Study Design: The design involved acute and chronic study. The acute study investigated the intraperitoneal and oral route of administration while the chronic study used the oral route only. The rats used weighed 0.15 kg approximately. In the acute study, 48 rats (24 female and 24 male) were used for intraperitoneal treatment and were randomly selected and placed into 6 groups treated with 0.0 g/kg, 1.67 g/kg, 3.33 g/kg, 5.0 g/kg, 6.67 g/kg and, 8.33 g/kg of tartrazine. In orally treated rats, 48 rats (24 female and 24 male) were also used and were treated with 0.0 g/kg, 2.5 g/kg, 5.0 g/kg, 10.0 g/kg, 15.0 g/kg and 20.0 g/kg of tartrazine. In the chronic study, the experiment was divided into phase 1, 2 and, 3 which lasted for 30, 60, and 90 days respectively. In each phase, 80 rats were used and were divided into treatment and control groups. The treated groups were given 7.5 mg/kg of tartrazine orally on a daily basis over the stipulated periods while the control groups were not treated with tartrazine.

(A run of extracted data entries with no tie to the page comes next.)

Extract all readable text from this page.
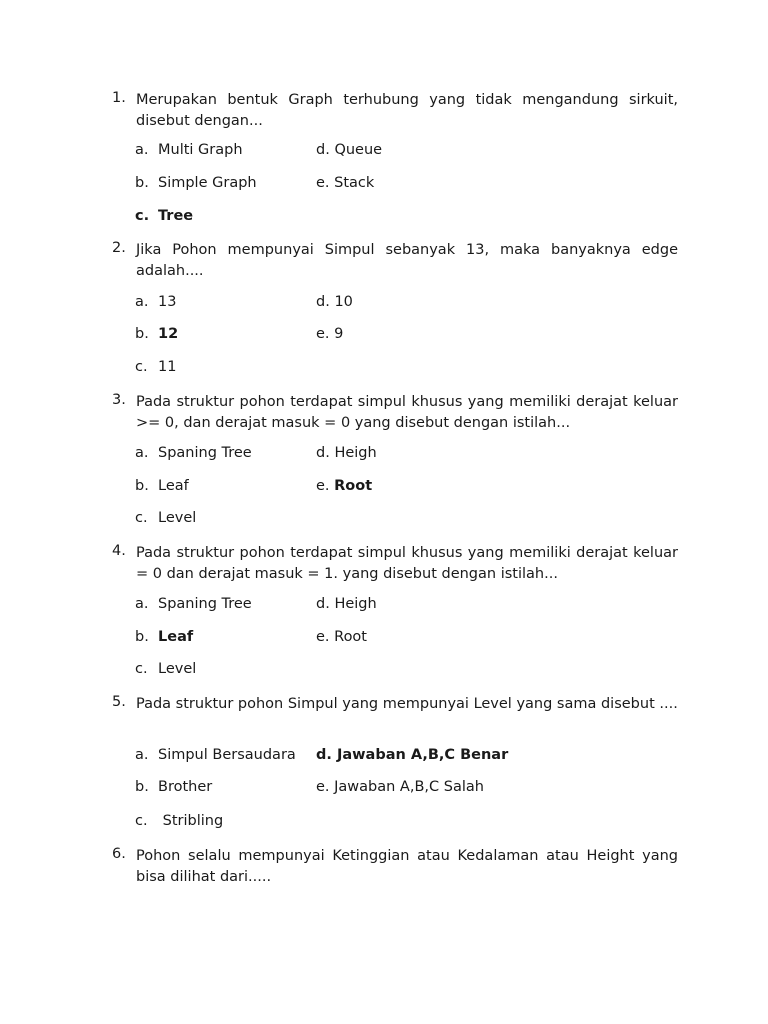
1. Merupakan bentuk Graph terhubung yang tidak mengandung sirkuit, disebut dengan...
a. Multi Graph	d. Queue
b. Simple Graph	e. Stack
c. Tree
2. Jika Pohon mempunyai Simpul sebanyak 13, maka banyaknya edge adalah....
a. 13	d. 10
b. 12	e. 9
c. 11
3. Pada struktur pohon terdapat simpul khusus yang memiliki derajat keluar >= 0, dan derajat masuk = 0 yang disebut dengan istilah...
a. Spaning Tree	d. Heigh
b. Leaf	e. Root
c. Level
4. Pada struktur pohon terdapat simpul khusus yang memiliki derajat keluar = 0 dan derajat masuk = 1. yang disebut dengan istilah...
a. Spaning Tree	d. Heigh
b. Leaf	e. Root
c. Level
5. Pada struktur pohon Simpul yang mempunyai Level yang sama disebut ....
a. Simpul Bersaudara d. Jawaban A,B,C Benar
b. Brother	e. Jawaban A,B,C Salah
c. Stribling
6. Pohon selalu mempunyai Ketinggian atau Kedalaman atau Height yang bisa dilihat dari.....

Place and Duration of Study: The study was carried out in the Department of Medical Laboratory Science, Rivers State University, Port Harcourt, Nigeria within a period of 12 months (December 2017 – December 2018).
Methodology: At the end of the acute and chronic study, 5 mls of whole blood specimens were collected by means of cardiac puncture into K3EDTA bottles. The collected specimens were analyzed immediately using Mindray 5300 haematology autoanalyzer. Statistical analysis was performed using GraphPad Prism version 5.03 (San Diego, California, USA).

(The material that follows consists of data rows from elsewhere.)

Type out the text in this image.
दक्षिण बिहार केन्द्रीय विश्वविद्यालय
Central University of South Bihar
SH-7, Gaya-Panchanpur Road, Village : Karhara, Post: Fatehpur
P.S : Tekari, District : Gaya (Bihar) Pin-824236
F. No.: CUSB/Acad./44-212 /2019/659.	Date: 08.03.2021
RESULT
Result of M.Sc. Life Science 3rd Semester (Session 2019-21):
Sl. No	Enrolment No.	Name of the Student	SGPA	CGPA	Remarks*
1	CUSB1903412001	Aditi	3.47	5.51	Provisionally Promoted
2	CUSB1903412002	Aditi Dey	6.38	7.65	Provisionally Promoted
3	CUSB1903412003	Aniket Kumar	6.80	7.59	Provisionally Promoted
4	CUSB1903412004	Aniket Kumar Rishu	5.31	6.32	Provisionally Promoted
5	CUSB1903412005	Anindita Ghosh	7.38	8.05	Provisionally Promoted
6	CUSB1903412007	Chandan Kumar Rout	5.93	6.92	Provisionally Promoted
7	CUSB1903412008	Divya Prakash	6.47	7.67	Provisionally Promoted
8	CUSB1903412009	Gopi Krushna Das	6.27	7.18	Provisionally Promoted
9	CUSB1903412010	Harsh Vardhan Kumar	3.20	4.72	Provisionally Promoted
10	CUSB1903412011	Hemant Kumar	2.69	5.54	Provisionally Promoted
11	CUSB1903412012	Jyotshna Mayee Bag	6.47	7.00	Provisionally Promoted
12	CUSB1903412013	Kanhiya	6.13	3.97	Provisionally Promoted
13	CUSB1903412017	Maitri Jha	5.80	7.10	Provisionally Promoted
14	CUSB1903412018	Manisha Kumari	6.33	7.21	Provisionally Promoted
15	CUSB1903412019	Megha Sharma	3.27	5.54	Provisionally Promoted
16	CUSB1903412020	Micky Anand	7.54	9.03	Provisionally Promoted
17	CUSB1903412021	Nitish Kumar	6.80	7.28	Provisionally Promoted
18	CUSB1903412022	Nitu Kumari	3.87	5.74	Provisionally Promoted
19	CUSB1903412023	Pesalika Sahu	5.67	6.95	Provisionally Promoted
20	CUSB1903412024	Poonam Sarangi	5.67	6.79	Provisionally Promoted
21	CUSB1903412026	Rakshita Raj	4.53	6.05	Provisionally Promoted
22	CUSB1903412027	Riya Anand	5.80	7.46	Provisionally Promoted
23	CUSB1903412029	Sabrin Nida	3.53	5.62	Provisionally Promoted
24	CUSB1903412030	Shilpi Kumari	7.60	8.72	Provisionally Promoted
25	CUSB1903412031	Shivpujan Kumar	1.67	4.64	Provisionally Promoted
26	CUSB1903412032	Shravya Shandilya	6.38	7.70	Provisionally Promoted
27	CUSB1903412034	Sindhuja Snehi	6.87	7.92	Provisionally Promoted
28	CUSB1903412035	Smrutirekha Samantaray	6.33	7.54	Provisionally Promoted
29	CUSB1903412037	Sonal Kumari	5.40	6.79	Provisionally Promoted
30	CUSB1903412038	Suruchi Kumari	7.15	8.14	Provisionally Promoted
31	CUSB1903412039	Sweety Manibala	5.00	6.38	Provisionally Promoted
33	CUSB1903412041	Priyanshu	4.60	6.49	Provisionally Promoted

Results: In acute toxicity study, the administration of high doses far above the ADI of tartrazine induced decreased RBCs, HB, HCT, WBCs, Eosinophil, and Neutrophil counts as well as an increased PLTs, Lymphocyte, and Monocyte counts. However, in the chronic treatment, WBCs were increased after 60 and 90 days of chronic treatment at ADI doses while Eosinophil and Basophil counts showed significant decrease after 30 and 60 days of treatment. Also, an increase in Lymphocyte was observed after 30, 60, and 90 days. In addition, Neutrophil and Monocyte counts showed significantly lower levels after 30, 60, and 90 days of chronic treatment with tartrazine. HCT, HB, and PLTs showed no significant difference after 30, 60, and 90 days of chronic treatment at ADI doses.

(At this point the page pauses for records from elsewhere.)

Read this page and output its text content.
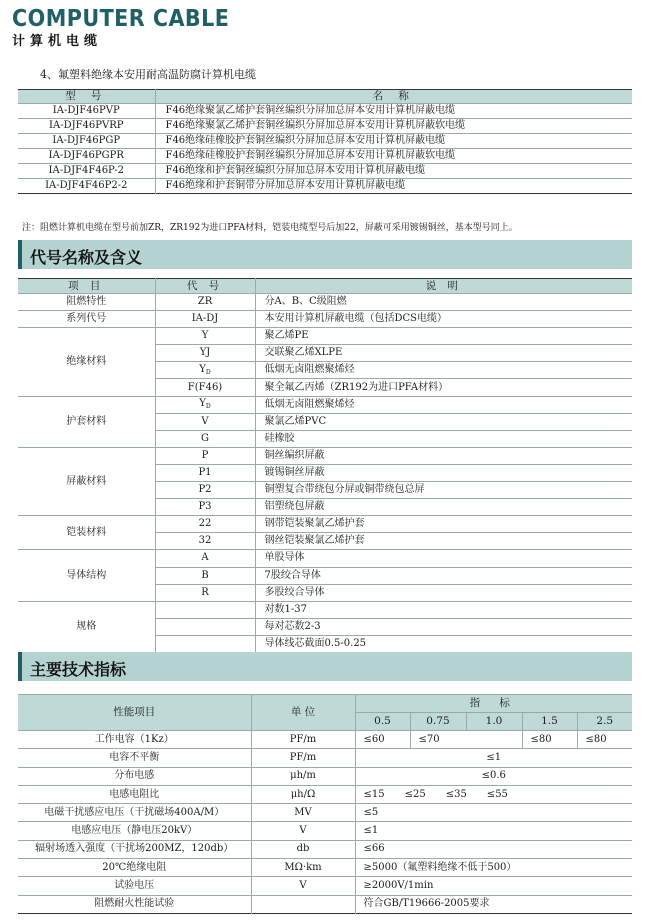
COMPUTER CABLE
计算机电缆
4、氟塑料绝缘本安用耐高温防腐计算机电缆
型 号	名 称
IA-DJF46PVP	F46绝缘聚氯乙烯护套铜丝编织分屏加总屏本安用计算机屏蔽电缆
IA-DJF46PVRP	F46绝缘聚氯乙烯护套铜丝编织分屏加总屏本安用计算机屏蔽软电缆
IA-DJF46PGP	F46绝缘硅橡胶护套铜丝编织分屏加总屏本安用计算机屏蔽电缆
IA-DJF46PGPR	F46绝缘硅橡胶护套铜丝编织分屏加总屏本安用计算机屏蔽软电缆
IA-DJF4F46P-2	F46绝缘和护套铜丝编织分屏加总屏本安用计算机屏蔽电缆
IA-DJF4F46P2-2	F46绝缘和护套铜带分屏加总屏本安用计算机屏蔽电缆
注：阻燃计算机电缆在型号前加ZR，ZR192为进口PFA材料，铠装电缆型号后加22，屏蔽可采用镀锡铜丝，基本型号同上。
代号名称及含义
项 目	代 号	说 明
阻燃特性	ZR	分A、B、C级阻燃
系列代号	IA-DJ	本安用计算机屏蔽电缆（包括DCS电缆）
绝缘材料	Y	聚乙烯PE
	YJ	交联聚乙烯XLPE
	$Y_D$	低烟无卤阻燃聚烯烃
	F(F46)	聚全氟乙丙烯（ZR192为进口PFA材料）
护套材料	$Y_D$	低烟无卤阻燃聚烯烃
	V	聚氯乙烯PVC
	G	硅橡胶
屏蔽材料	P	铜丝编织屏蔽
	P1	镀锡铜丝屏蔽
	P2	铜塑复合带绕包分屏或铜带绕包总屏
	P3	铝塑绕包屏蔽
铠装材料	22	钢带铠装聚氯乙烯护套
	32	钢丝铠装聚氯乙烯护套
导体结构	A	单股导体
	B	7股绞合导体
	R	多股绞合导体
规格		对数1-37
		每对芯数2-3
		导体线芯截面0.5-0.25
主要技术指标
性能项目	单 位	指 标				
		0.5	0.75	1.0	1.5	2.5
工作电容（1Kz）	PF/m	≤60	≤70		≤80	≤80
电容不平衡	PF/m	≤1				
分布电感	μh/m	≤0.6				
电感电阻比	μh/Ω	≤15　　≤25　　≤35　　≤55				
电磁干扰感应电压（干扰磁场400A/M）	MV	≤5				
电感应电压（静电压20kV）	V	≤1				
辐射场透入强度（干扰场200MZ，120db）	db	≤66				
20℃绝缘电阻	MΩ·km	≥5000（氟塑料绝缘不低于500）				
试验电压	V	≥2000V/1min				
阻燃耐火性能试验		符合GB/T19666-2005要求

Conclusion: The results obtained indicate that high doses of tartrazine above the recommended ADI induced severe haematological alterations. However, the chronic study did not affect HCT, HB, and PLTs but mild derangements/alterations were in WBCs, lymphocyte, Neutrophil, Eosinophil, and Basophil counts after 60 and 90 days of treatment.